I’m grateful that yesterday’s post on Molly Norris, the cartoonist irrevocably linked with the Facebook “Everybody Draw Mohammed Day” project that she repudiated, was at least part of the inspiration for this eminently sane rumination, from a guy I never heard of before, an erstwhile cartoonist and current author, Jeff Sypeck. (Postscript: New York Times article just posted an hour ago here.)
An excerpt, that doesn’t quite do Sypeck’s whole piece justice (again, read the whole mini-essay here):
As far as I’m concerned, if you’re breaking no other laws, then you can say whatever you want, draw whatever you want, and deface or defile anything that’s your own property, be it a flag, a holy symbol, an effigy, you name it. However, in return, I reserve the right to judge you, denounce you, lobby against you, tell others how wrong you are, and speak vociferously in reply. Speech invites consequences, and I’m open to arguments about responsible, voluntary limits. That said, I’ll always put threats and violence on the far side of that line, and I’ll never suggest that in a free society, an artist or writer was asking to be forced to erase herself from existence.
So yes, despite being a pretty inoffensive writer, I took the news about Molly Norris personally, just as I did in 2008 when I read that Sherry Jones’s publisher was firebombed. I’ve written a book in which Muslims guzzle wine, Jews own slaves, and Christians kill in the name of religion. While nothing about my take on the early Middle Ages is all that wild, what’s to stop some hateful, publicity-seeking pastor from hagriding me, or some Islamic fanatic from registering his disapproval via DaggerGram? If doodles can incite worldwide riots, how can I know that my 20-page depiction of a liberal, even libertine, Baghdad won’t light a madman’s fuse?

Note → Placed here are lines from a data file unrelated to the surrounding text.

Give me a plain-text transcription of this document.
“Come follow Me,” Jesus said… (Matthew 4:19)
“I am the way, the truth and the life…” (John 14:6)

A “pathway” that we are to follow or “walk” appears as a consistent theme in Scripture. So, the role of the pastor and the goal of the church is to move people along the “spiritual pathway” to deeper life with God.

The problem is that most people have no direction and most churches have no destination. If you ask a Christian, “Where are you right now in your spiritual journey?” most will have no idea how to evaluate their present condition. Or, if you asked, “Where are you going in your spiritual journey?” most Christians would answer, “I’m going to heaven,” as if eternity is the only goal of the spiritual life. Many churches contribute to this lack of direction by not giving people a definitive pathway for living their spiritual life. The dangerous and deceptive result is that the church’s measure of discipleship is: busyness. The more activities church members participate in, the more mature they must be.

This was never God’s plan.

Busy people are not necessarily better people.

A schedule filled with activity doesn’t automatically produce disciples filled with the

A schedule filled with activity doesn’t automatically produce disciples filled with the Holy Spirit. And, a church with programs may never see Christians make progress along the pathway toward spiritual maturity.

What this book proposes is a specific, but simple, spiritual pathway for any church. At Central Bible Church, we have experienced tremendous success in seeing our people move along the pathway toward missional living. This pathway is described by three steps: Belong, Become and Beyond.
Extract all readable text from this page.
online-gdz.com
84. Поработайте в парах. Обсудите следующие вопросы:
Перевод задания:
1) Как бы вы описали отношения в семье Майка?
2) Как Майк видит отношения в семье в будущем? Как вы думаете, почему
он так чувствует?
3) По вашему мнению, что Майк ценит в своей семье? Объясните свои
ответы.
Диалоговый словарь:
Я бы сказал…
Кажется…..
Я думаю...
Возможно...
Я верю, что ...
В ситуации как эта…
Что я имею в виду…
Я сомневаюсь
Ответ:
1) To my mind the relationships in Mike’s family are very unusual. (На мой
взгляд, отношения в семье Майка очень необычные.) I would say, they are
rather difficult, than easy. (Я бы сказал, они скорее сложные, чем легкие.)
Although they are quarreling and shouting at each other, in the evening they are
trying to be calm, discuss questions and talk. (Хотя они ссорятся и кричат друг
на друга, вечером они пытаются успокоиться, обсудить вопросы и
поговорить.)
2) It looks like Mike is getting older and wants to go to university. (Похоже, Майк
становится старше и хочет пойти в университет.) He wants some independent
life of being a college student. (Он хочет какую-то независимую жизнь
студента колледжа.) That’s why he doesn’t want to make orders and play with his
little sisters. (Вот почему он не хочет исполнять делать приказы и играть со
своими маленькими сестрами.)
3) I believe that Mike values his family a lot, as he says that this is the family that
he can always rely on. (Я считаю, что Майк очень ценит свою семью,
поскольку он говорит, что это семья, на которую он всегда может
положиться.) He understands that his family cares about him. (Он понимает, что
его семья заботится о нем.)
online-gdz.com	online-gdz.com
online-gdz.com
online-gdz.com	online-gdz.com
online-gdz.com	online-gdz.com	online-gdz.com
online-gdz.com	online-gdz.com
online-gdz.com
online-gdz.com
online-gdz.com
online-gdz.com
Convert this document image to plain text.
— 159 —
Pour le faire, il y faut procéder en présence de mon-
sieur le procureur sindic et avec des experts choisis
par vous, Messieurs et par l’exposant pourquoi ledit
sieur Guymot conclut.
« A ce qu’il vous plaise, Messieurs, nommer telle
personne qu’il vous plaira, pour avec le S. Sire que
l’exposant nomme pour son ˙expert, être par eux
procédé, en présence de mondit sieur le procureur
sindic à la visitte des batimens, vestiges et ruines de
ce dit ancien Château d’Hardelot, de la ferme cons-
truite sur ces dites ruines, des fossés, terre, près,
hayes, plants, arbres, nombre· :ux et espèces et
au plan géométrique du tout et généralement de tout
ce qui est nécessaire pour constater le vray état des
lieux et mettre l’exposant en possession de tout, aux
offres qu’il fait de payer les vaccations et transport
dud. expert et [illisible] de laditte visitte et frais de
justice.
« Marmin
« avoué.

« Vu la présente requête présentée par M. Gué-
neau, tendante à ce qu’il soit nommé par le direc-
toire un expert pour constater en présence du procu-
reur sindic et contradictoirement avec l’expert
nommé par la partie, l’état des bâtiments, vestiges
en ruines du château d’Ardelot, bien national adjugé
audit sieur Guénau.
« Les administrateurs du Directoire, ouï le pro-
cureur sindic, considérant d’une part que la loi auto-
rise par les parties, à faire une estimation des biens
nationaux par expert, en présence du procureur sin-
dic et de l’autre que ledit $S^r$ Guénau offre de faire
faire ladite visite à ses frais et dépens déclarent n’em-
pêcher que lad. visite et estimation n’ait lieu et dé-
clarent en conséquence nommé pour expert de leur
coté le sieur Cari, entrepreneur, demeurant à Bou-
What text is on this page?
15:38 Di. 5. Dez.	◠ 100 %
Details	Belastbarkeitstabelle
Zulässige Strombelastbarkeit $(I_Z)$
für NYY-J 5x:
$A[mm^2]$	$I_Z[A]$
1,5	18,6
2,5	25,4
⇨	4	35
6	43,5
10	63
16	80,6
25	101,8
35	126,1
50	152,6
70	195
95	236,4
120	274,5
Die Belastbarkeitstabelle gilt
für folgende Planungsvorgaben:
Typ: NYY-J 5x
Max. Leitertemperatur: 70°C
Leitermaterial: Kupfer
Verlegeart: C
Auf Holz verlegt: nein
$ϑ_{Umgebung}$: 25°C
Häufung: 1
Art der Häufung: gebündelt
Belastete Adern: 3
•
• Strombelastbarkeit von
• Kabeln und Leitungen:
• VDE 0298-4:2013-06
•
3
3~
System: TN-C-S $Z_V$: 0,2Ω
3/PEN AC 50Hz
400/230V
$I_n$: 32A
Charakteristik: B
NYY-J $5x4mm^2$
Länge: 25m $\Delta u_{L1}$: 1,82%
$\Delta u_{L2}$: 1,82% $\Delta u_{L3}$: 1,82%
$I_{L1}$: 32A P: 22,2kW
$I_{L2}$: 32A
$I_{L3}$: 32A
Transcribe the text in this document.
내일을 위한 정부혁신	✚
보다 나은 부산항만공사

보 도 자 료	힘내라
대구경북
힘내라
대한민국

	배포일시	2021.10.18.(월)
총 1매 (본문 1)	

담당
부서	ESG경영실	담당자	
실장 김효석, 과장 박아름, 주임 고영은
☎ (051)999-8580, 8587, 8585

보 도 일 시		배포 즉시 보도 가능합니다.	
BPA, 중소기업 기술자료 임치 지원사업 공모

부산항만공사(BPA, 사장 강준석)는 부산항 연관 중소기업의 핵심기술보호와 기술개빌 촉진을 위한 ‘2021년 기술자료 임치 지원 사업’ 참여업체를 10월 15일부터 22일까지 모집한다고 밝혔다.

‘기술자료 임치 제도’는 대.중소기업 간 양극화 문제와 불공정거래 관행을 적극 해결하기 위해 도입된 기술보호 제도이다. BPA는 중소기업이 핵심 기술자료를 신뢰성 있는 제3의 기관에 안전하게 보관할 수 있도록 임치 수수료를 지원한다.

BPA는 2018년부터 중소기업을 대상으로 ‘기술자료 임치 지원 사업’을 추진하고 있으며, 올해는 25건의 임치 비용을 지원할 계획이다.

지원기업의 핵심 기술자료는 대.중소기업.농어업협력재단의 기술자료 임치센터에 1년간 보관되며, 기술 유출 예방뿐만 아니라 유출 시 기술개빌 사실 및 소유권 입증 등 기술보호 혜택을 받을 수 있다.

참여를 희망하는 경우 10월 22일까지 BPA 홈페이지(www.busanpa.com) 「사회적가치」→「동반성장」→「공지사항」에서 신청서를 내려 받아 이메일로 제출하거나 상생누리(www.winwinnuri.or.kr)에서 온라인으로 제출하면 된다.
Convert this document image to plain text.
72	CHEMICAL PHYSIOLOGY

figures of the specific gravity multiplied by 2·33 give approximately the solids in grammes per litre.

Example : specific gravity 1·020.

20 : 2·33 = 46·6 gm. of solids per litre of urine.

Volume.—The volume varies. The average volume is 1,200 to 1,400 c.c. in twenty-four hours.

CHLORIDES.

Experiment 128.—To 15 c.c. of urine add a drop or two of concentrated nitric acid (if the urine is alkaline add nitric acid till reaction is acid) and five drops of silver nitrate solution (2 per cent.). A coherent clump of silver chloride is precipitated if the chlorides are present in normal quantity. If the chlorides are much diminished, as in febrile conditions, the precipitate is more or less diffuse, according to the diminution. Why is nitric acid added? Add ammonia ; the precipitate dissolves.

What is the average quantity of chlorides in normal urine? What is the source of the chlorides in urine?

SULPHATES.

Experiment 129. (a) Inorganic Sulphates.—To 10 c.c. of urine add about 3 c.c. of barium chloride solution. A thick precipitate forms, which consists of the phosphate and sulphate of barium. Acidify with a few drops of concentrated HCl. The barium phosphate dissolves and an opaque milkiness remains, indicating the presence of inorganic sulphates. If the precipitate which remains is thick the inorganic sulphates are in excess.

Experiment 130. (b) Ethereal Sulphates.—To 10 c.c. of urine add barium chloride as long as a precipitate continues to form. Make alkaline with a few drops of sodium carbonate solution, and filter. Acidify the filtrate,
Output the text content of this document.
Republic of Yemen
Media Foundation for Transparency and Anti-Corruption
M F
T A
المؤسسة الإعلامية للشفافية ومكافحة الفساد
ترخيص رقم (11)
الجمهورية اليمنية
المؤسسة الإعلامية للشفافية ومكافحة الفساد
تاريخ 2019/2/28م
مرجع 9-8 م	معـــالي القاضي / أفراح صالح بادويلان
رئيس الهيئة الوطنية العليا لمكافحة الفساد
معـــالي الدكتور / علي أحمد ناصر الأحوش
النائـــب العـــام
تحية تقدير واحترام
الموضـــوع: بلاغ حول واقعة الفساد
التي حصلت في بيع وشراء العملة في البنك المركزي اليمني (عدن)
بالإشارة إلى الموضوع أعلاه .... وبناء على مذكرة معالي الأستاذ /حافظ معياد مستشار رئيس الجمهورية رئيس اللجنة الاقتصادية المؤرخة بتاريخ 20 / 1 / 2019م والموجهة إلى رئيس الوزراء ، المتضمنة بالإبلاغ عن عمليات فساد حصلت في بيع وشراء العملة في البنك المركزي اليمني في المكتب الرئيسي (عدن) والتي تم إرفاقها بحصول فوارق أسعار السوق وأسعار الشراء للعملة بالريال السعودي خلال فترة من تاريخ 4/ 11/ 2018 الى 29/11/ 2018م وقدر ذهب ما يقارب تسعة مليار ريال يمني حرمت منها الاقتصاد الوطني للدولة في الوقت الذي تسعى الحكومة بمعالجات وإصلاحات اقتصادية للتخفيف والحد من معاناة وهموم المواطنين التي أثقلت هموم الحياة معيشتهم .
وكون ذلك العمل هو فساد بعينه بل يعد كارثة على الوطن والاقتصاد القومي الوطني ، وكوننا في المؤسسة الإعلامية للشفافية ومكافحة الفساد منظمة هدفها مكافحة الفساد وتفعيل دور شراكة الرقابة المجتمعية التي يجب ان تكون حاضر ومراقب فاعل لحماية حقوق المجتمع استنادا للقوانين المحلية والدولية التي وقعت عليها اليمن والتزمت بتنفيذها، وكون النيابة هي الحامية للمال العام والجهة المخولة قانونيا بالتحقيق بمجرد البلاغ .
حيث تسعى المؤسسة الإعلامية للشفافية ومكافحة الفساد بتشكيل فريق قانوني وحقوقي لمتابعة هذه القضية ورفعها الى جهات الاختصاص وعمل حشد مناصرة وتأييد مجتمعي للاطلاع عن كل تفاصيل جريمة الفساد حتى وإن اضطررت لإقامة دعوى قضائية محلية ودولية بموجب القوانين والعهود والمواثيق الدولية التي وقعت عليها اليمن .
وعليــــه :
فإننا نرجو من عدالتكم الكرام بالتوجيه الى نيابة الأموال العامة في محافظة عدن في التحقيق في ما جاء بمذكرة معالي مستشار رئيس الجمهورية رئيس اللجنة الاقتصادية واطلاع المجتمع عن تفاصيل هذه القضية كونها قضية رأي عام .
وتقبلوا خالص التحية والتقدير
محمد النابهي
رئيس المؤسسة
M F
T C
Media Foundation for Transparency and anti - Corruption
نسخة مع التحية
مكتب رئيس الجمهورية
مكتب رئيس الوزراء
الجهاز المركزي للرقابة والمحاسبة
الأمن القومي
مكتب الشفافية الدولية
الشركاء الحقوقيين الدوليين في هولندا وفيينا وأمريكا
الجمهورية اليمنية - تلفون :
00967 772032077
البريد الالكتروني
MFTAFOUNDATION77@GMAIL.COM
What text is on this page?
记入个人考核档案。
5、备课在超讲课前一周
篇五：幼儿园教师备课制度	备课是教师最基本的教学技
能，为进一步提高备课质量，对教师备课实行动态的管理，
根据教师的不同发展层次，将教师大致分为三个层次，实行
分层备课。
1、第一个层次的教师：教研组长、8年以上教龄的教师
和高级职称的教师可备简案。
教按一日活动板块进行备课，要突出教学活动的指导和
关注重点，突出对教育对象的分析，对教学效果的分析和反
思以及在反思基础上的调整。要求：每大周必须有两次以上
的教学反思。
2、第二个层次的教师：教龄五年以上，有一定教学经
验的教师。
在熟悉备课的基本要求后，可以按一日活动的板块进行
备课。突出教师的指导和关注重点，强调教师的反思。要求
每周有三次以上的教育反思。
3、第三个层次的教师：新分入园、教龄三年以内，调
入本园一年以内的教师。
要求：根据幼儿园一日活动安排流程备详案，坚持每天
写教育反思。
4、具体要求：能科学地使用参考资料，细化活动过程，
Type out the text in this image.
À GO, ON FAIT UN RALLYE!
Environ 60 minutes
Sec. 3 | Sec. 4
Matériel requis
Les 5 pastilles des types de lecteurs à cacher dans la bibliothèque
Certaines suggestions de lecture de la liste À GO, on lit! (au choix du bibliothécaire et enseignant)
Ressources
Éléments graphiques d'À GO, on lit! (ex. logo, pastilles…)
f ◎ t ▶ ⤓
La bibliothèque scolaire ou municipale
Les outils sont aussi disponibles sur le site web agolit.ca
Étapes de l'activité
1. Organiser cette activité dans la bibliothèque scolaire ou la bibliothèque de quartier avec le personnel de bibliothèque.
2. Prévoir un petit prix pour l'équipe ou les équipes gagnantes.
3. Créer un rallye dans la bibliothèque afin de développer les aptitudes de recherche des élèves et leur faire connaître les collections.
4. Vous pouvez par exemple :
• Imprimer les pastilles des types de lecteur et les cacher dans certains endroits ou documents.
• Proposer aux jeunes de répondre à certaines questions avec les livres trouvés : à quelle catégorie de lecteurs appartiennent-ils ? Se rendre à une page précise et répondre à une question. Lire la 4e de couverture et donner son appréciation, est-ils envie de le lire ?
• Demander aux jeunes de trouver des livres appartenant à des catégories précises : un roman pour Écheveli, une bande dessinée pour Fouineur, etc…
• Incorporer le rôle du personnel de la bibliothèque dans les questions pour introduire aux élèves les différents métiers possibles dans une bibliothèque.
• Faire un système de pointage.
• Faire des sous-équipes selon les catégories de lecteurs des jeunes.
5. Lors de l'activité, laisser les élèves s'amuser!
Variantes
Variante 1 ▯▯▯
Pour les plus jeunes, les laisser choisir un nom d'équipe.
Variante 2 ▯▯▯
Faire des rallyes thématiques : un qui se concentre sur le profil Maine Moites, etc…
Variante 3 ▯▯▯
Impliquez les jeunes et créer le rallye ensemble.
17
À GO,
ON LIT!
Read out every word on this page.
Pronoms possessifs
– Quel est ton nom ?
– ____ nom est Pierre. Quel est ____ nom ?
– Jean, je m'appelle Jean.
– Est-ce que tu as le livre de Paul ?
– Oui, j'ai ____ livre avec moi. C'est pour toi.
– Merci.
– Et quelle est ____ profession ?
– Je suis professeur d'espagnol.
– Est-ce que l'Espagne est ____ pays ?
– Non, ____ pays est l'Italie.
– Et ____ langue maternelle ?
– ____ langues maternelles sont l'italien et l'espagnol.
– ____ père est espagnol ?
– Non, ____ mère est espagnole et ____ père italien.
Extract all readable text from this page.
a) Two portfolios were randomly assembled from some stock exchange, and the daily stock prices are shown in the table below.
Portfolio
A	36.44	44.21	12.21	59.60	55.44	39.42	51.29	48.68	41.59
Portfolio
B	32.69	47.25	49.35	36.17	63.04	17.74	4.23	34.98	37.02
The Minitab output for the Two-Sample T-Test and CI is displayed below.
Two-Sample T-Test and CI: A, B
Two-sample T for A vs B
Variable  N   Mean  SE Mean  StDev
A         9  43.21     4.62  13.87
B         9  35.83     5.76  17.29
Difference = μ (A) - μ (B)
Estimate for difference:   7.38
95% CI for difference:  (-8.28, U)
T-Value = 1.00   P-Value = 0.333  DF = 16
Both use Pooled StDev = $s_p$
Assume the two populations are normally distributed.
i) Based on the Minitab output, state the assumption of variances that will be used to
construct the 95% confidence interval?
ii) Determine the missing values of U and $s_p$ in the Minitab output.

The book (we might as well give it a plug, as a hat tip) is 2006’s Becoming Charlesmagne: Europe, Baghdad, and the Empires of A.D. 800 (HarperCollins). Kirkus Reviews said:
“Debunking the myths that surround legendary figures is a tricky business, but Sypeck acknowledges the allure of the ways in which Charlemagne and his era have been romanticized … Illuminates the shadowy corners of an era shrouded in the mists of legend.”
The author has the distinction of growing up in a central New Jersey town known for the nation’s only cat leash law. Now that’s whacko.
Tags: Molly Norris
September 16th, 2010 at 11:41 pm
The Book Haven » Blog Archive » More on Molly Norris: Writer ……
I found your entry interesting do I’ve added a Trackback to it on my weblog :)…
September 18th, 2010 at 1:47 pm
Great post!
September 18th, 2010 at 2:37 pm
EXCLUSIVE: Interview With Molly Norris, Artist Behind “Everybody ……
We’ve linked to you on BlogInterviewer.com . Could you put a link back to us?…
September 18th, 2010 at 5:12 pm
I’d love to, but there’s no video attached on your link!